STEEP TEA: Lee Tzu Pheng



Five poems in STEEP TEA take for their epigraph a quotation of Anne Lee Tzu Pheng, who is widely considered to be the foremost woman poet of Singapore. Her "Neanderthal Bone Flute: A Discovery" meditates on the invention of art, in the form of the bone flute. "To see for the first time a thing other / than the mire of food," she wonders, and simultaneously criticizes Singapore's immigrant obsession with material wealth. My poem "Useless" imagines the first bone flautist to be a woman who discovers belatedly how long her ex-lover was sleeping with her replacement before breaking up with her.

Lee is best known for her 1976 poem "My Country and My People," which was banned from the national airwaves for reasons that are unclear, but may have something to do with the poem's ambivalence towards Singapore's nation-building project. For me, such ambivalence is a vital attitude that is sorely missing from other more straightforwardly patriotic poets. My poem "Recognition" spins changes and questions on two less well-known lines from Lee's poem: "a duck that would not lay / and a runt of a papaya tree." The figures of duck and papaya tree speak powerfully of the spiritual sterility and handicap behind Singapore's economic growth. To pay tribute to her patriotic ambivalence, my poem is written as a series of questions. Another well-known poem by Lee is "Singapore River" in which she laments the neglect of human ties and feelings in the cleaning up of the river. As she wryly observes, " the heart / can sometimes be troublesome" in the dispassionate rush to modernize. My poem "Bougainvillea" responds to hers by depicting, and questioning, the modern society that we have "achieved."
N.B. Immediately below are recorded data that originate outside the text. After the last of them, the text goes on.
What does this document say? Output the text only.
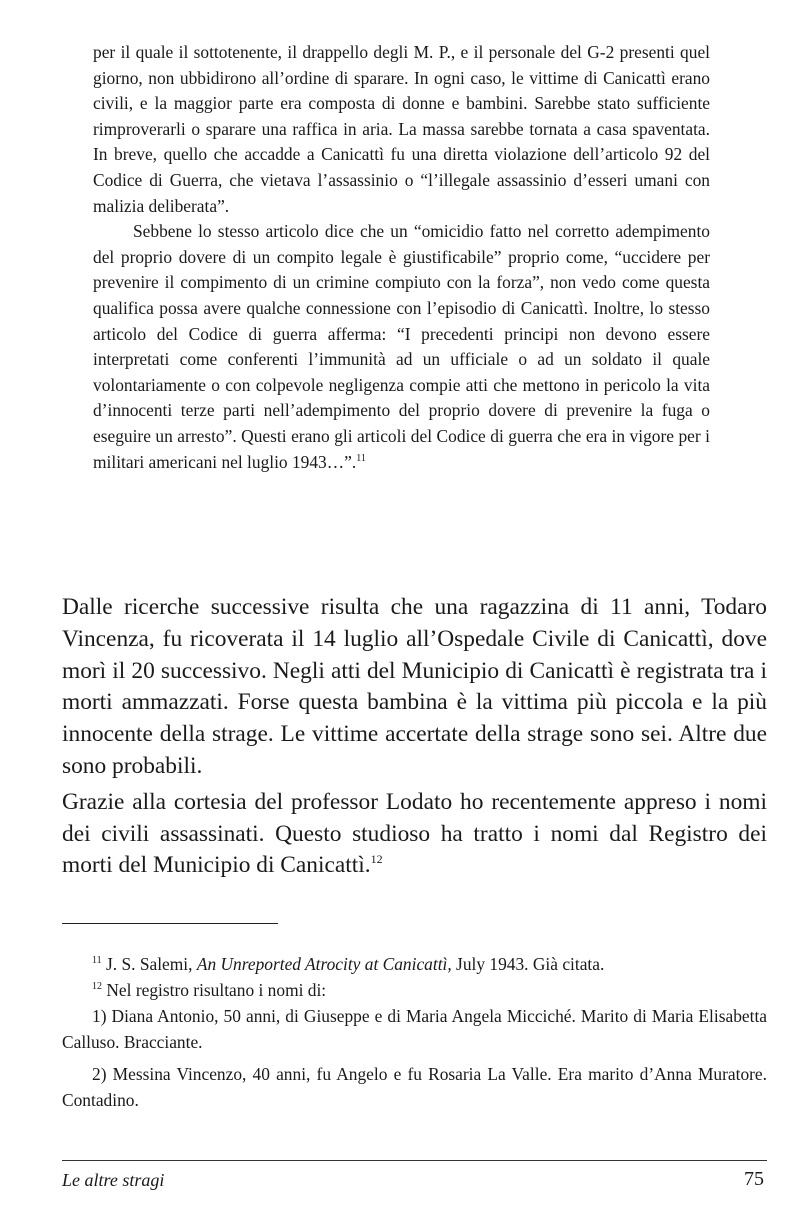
per il quale il sottotenente, il drappello degli M. P., e il personale del G-2 presenti quel giorno, non ubbidirono all’ordine di sparare. In ogni caso, le vittime di Canicattì erano civili, e la maggior parte era composta di donne e bambini. Sarebbe stato sufficiente rimproverarli o sparare una raffica in aria. La massa sarebbe tornata a casa spaventata. In breve, quello che accadde a Canicattì fu una diretta violazione dell’articolo 92 del Codice di Guerra, che vietava l’assassinio o “l’illegale assassinio d’esseri umani con malizia deliberata”.

Sebbene lo stesso articolo dice che un “omicidio fatto nel corretto adempimento del proprio dovere di un compito legale è giustificabile” proprio come, “uccidere per prevenire il compimento di un crimine compiuto con la forza”, non vedo come questa qualifica possa avere qualche connessione con l’episodio di Canicattì. Inoltre, lo stesso articolo del Codice di guerra afferma: “I precedenti principi non devono essere interpretati come conferenti l’immunità ad un ufficiale o ad un soldato il quale volontariamente o con colpevole negligenza compie atti che mettono in pericolo la vita d’innocenti terze parti nell’adempimento del proprio dovere di prevenire la fuga o eseguire un arresto”. Questi erano gli articoli del Codice di guerra che era in vigore per i militari americani nel luglio 1943…”.$^{11}$

Dalle ricerche successive risulta che una ragazzina di 11 anni, Todaro Vincenza, fu ricoverata il 14 luglio all’Ospedale Civile di Canicattì, dove morì il 20 successivo. Negli atti del Municipio di Canicattì è registrata tra i morti ammazzati. Forse questa bambina è la vittima più piccola e la più innocente della strage. Le vittime accertate della strage sono sei. Altre due sono probabili.

Grazie alla cortesia del professor Lodato ho recentemente appreso i nomi dei civili assassinati. Questo studioso ha tratto i nomi dal Registro dei morti del Municipio di Canicattì.$^{12}$

$^{11}$ J. S. Salemi, An Unreported Atrocity at Canicattì, July 1943. Già citata.

$^{12}$ Nel registro risultano i nomi di:

1) Diana Antonio, 50 anni, di Giuseppe e di Maria Angela Micciché. Marito di Maria Elisabetta Calluso. Bracciante.

2) Messina Vincenzo, 40 anni, fu Angelo e fu Rosaria La Valle. Era marito d’Anna Muratore. Contadino.

Le altre stragi	75
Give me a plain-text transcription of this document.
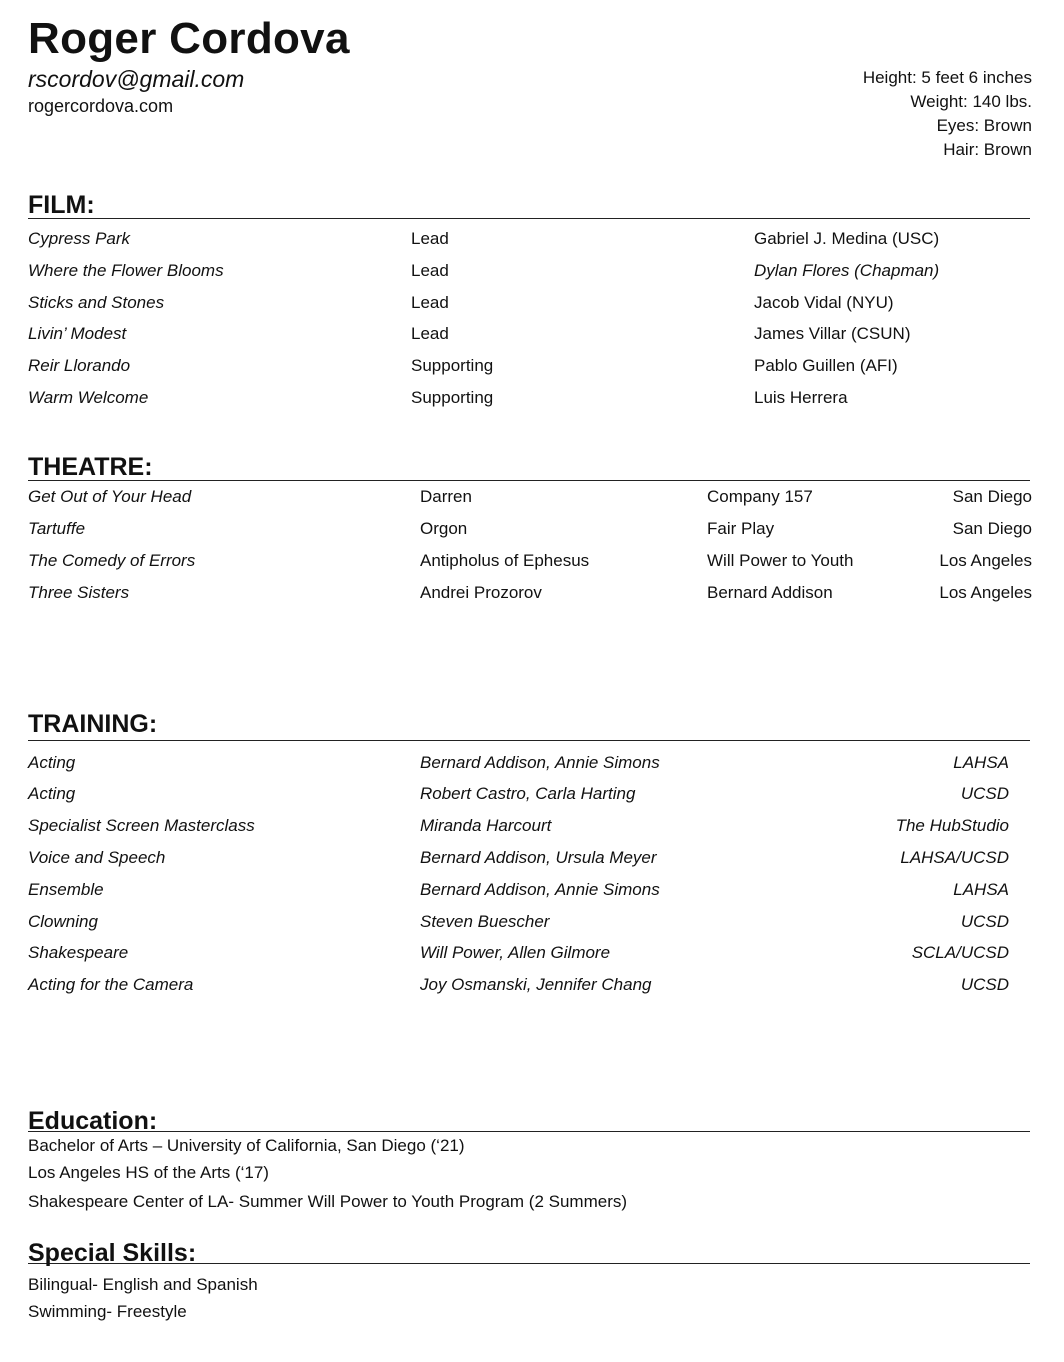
Roger Cordova
rscordov@gmail.com
rogercordova.com
Height: 5 feet 6 inches
Weight: 140 lbs.
Eyes: Brown
Hair: Brown
FILM:
Cypress Park	Lead	Gabriel J. Medina (USC)
Where the Flower Blooms	Lead	Dylan Flores (Chapman)
Sticks and Stones	Lead	Jacob Vidal (NYU)
Livin’ Modest	Lead	James Villar (CSUN)
Reir Llorando	Supporting	Pablo Guillen (AFI)
Warm Welcome	Supporting	Luis Herrera
THEATRE:
Get Out of Your Head	Darren	Company 157	San Diego
Tartuffe	Orgon	Fair Play	San Diego
The Comedy of Errors	Antipholus of Ephesus	Will Power to Youth	Los Angeles
Three Sisters	Andrei Prozorov	Bernard Addison	Los Angeles
TRAINING:
Acting	Bernard Addison, Annie Simons	LAHSA
Acting	Robert Castro, Carla Harting	UCSD
Specialist Screen Masterclass	Miranda Harcourt	The HubStudio
Voice and Speech	Bernard Addison, Ursula Meyer	LAHSA/UCSD
Ensemble	Bernard Addison, Annie Simons	LAHSA
Clowning	Steven Buescher	UCSD
Shakespeare	Will Power, Allen Gilmore	SCLA/UCSD
Acting for the Camera	Joy Osmanski, Jennifer Chang	UCSD
Education:
Bachelor of Arts – University of California, San Diego (‘21)
Los Angeles HS of the Arts (‘17)
Shakespeare Center of LA- Summer Will Power to Youth Program (2 Summers)
Special Skills:
Bilingual- English and Spanish
Swimming- Freestyle
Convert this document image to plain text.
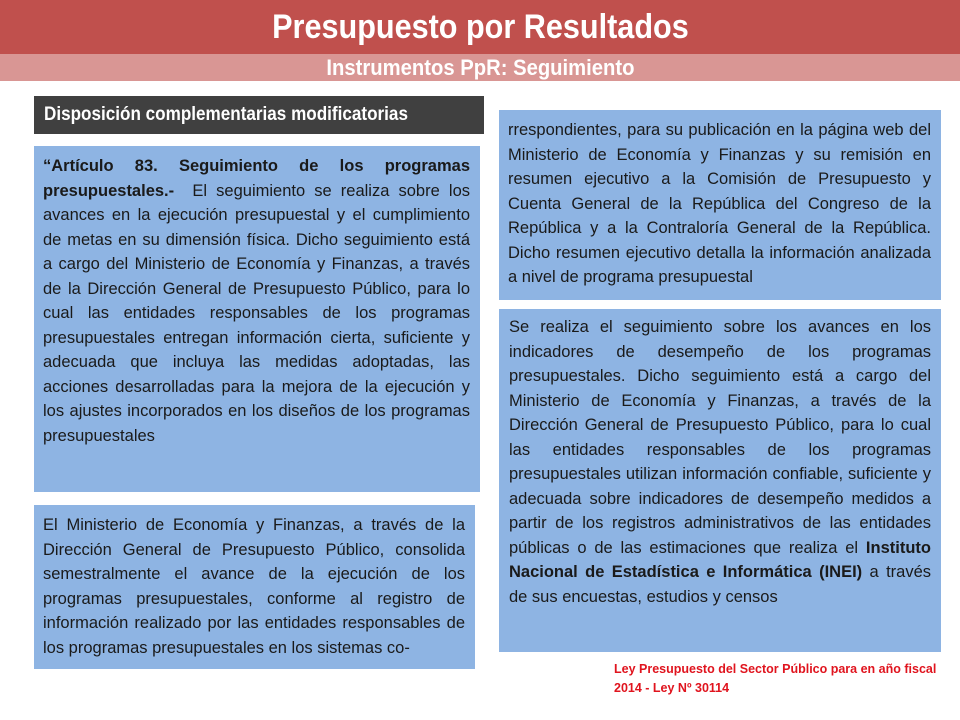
Presupuesto por Resultados
Instrumentos PpR: Seguimiento
Disposición complementarias modificatorias

“Artículo 83. Seguimiento de los programas presupuestales.- El seguimiento se realiza sobre los avances en la ejecución presupuestal y el cumplimiento de metas en su dimensión física. Dicho seguimiento está a cargo del Ministerio de Economía y Finanzas, a través de la Dirección General de Presupuesto Público, para lo cual las entidades responsables de los programas presupuestales entregan información cierta, suficiente y adecuada que incluya las medidas adoptadas, las acciones desarrolladas para la mejora de la ejecución y los ajustes incorporados en los diseños de los programas presupuestales

El Ministerio de Economía y Finanzas, a través de la Dirección General de Presupuesto Público, consolida semestralmente el avance de la ejecución de los programas presupuestales, conforme al registro de información realizado por las entidades responsables de los programas presupuestales en los sistemas co-

rrespondientes, para su publicación en la página web del Ministerio de Economía y Finanzas y su remisión en resumen ejecutivo a la Comisión de Presupuesto y Cuenta General de la República del Congreso de la República y a la Contraloría General de la República. Dicho resumen ejecutivo detalla la información analizada a nivel de programa presupuestal

Se realiza el seguimiento sobre los avances en los indicadores de desempeño de los programas presupuestales. Dicho seguimiento está a cargo del Ministerio de Economía y Finanzas, a través de la Dirección General de Presupuesto Público, para lo cual las entidades responsables de los programas presupuestales utilizan información confiable, suficiente y adecuada sobre indicadores de desempeño medidos a partir de los registros administrativos de las entidades públicas o de las estimaciones que realiza el Instituto Nacional de Estadística e Informática (INEI) a través de sus encuestas, estudios y censos

Ley Presupuesto del Sector Público para en año fiscal 2014 - Ley Nº 30114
The last two poems have to do with the heart. In a more recent poem "Tough, Love," Lee speaks of the difficulty of loving "no matter how many turns / you make." The trope of turns reminded me of a childhood game "Reversi, Also Called Othello," played with pieces that are white on one side and black on the other. The short lyric plays with the idea of flipping things around, all kinds of things, including coffee mugs and photo negatives. My last quotation comes from a very early poem by Lee, from the title poem of her first book "Prospect of a Drowning." Written while she was still an undergraduate, although published only 8 years later, this first book is full of untamed passion. Her speaker wanders, lost and afraid, along the seashore, looking for "some curio of the change." It is a beautiful phrase, which I used for my poem "Hong Kong," when I turned to writing about a change, a good one, in my relationship with my lover. Hong Kong was full of curiosities for us, and we brought home a token of its effect on us. Lee Tzu Pheng has been much lauded for her poetry. Her first three volumes all won National Book Development Council of Singapore Awards. She was awarded the Cultural Medallion, the country's highest honor for an artist. In 1995 she was one of six writers from the Asia-Pacific region and one of fifty writers worldwide to be conferred the Gabriela Mistral Award by the government of Chile.